Restless Oblivion - _Sands of Time_
(Solitude Productions, 2014)
by: Chaim Drishner (5 out of 10)
With Solitude Productions you know the routine: with each batch of albums being released by this highly efficient Russian label (the label seems to release albums by batches, up to ten different new releases in each batch, rather than an album by album operation) the division goes something like 50% are completely bland and redundant, 30% are brilliant, timeless albums and the remaining 20% are total musical garbage.

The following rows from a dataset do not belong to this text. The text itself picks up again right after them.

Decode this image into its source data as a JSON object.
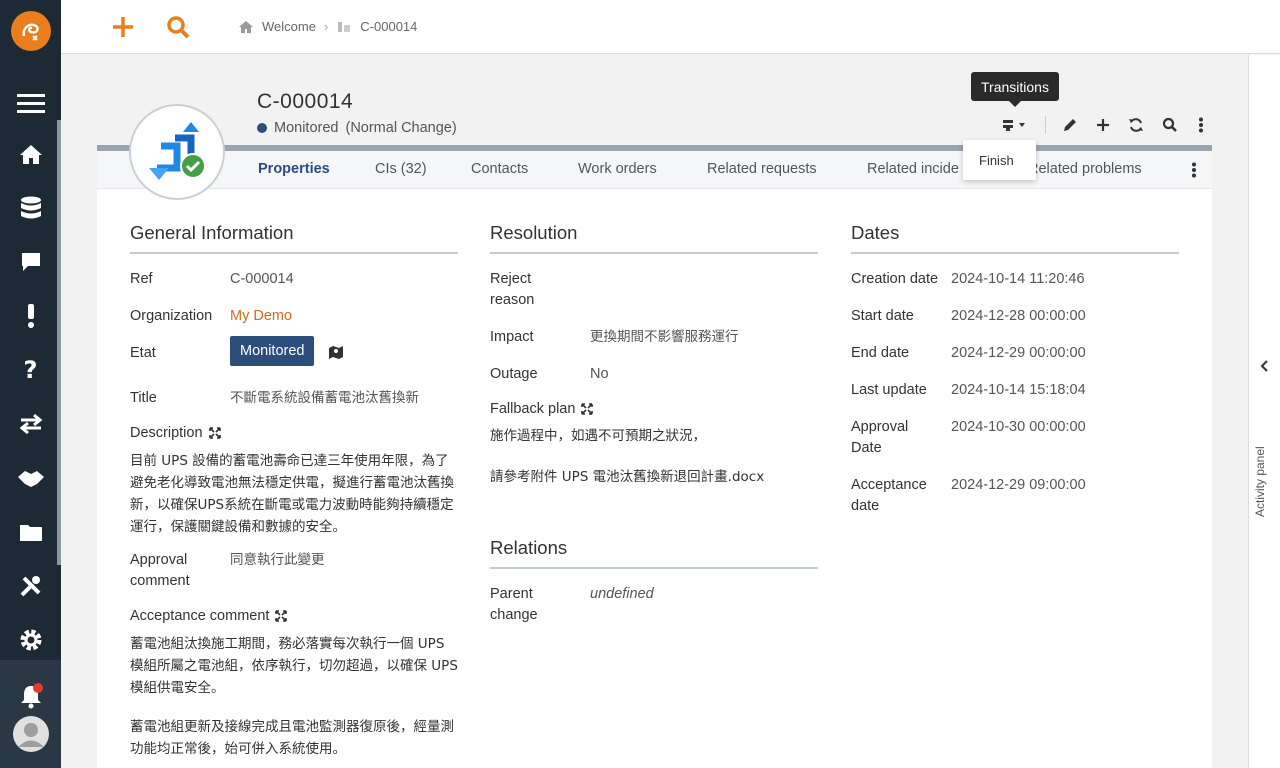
{
  "topbar": {
    "breadcrumb": [
      "Welcome",
      "C-000014"
    ]
  },
  "object": {
    "ref": "C-000014",
    "status": "Monitored",
    "status_detail": "(Normal Change)"
  },
  "toolbar": {
    "tooltip": "Transitions",
    "dropdown_item": "Finish"
  },
  "tabs": [
    "Properties",
    "CIs (32)",
    "Contacts",
    "Work orders",
    "Related requests",
    "Related incide",
    "Related problems"
  ],
  "general": {
    "heading": "General Information",
    "ref_label": "Ref",
    "ref_value": "C-000014",
    "org_label": "Organization",
    "org_value": "My Demo",
    "etat_label": "Etat",
    "etat_value": "Monitored",
    "title_label": "Title",
    "title_value": "不斷電系統設備蓄電池汰舊換新",
    "description_label": "Description",
    "description_text": "目前 UPS 設備的蓄電池壽命已達三年使用年限，為了避免老化導致電池無法穩定供電，擬進行蓄電池汰舊換新，以確保UPS系統在斷電或電力波動時能夠持續穩定運行，保護關鍵設備和數據的安全。",
    "approval_label_1": "Approval",
    "approval_label_2": "comment",
    "approval_value": "同意執行此變更",
    "acceptance_label": "Acceptance comment",
    "acceptance_text_1": "蓄電池組汰換施工期間，務必落實每次執行一個 UPS 模組所屬之電池組，依序執行，切勿超過，以確保 UPS 模組供電安全。",
    "acceptance_text_2": "蓄電池組更新及接線完成且電池監測器復原後，經量測功能均正常後，始可併入系統使用。"
  },
  "resolution": {
    "heading": "Resolution",
    "reject_label_1": "Reject",
    "reject_label_2": "reason",
    "impact_label": "Impact",
    "impact_value": "更換期間不影響服務運行",
    "outage_label": "Outage",
    "outage_value": "No",
    "fallback_label": "Fallback plan",
    "fallback_text_1": "施作過程中，如遇不可預期之狀況，",
    "fallback_text_2": "請參考附件 UPS 電池汰舊換新退回計畫.docx"
  },
  "relations": {
    "heading": "Relations",
    "parent_label_1": "Parent",
    "parent_label_2": "change",
    "parent_value": "undefined"
  },
  "dates": {
    "heading": "Dates",
    "creation_label": "Creation date",
    "creation_value": "2024-10-14 11:20:46",
    "start_label": "Start date",
    "start_value": "2024-12-28 00:00:00",
    "end_label": "End date",
    "end_value": "2024-12-29 00:00:00",
    "lastupdate_label": "Last update",
    "lastupdate_value": "2024-10-14 15:18:04",
    "approval_label_1": "Approval",
    "approval_label_2": "Date",
    "approval_value": "2024-10-30 00:00:00",
    "acceptance_label_1": "Acceptance",
    "acceptance_label_2": "date",
    "acceptance_value": "2024-12-29 09:00:00"
  },
  "right_panel": {
    "label": "Activity panel"
  },
  "colors": {
    "sidebar": "#1d2a35",
    "accent": "#ea7d1e",
    "primary": "#2d4e7a"
  }
}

Restless Oblivion's _Sands of Time_ belongs to the largest portion of average releases. How average? Painfully so. Why painfully so? Because the band own all the faculties potentially capable of creating something decent and memorable, but instead go the easy way, offering nothing more than sonic mediocrity. _Sands of Time_ is a typical Solitude Productions release: hailing from Russia, writing mostly uninspired melodies the likes of which we have listened to countless times before, displaying the usual low growler, the same soap-opera tragedy-laden riffs that have long since desensitized the listeners with their pedestrian niceties, and an array of lush keyboards that fail at impressing on a stand-alone criterion as well as fail at transcending the music beyond the habitual doom / death frequencies the speakers are spewing. The album is monolithic, uneventful and it treads safe waters -- maybe too safe and unadventurous.

The production is the usual Solitude Production sound, that is to say full and rounded and velvety smooth, enabling the music to sound heavier than it would have been with any other given production, tempering it with a pummeling force and smooth dynamics that are easy on the ear and well rewarding for those who would relate to that kind of metal.

However, all of the above mentioned 'treatments' the music underwent do not compensate for the lack of basic and most fundamental aspects of good music, mainly the songwriting ability and the capability to generate a certain robust, adequate atmosphere that will correspond with the music, complement it and serve as an additional musical instrument.

Those qualities are unfortunately poorly displayed on _Sands of Time_, and in addition you won't find any personality in the music of Restless Oblivion, in both senses of the word: it's neither personal, as in mirroring the singularity of the musicians behind the music, nor is it unique on any account, even when stretching this concept of originality beyond the immediate parameters.

The music is not bad per se, and that's what's frustrating here; it is good for what it is, but displays absolutely nothing you haven't heard before by innumerable other average musical entities such as Wine From Tears, When Nothing Remains, Mournful Gust, and so on and so forth. If you happen to like that brand of melodic doom /death, it might not do you any harm listening to _Sands of Time_, but then again, it might not do you any good, either.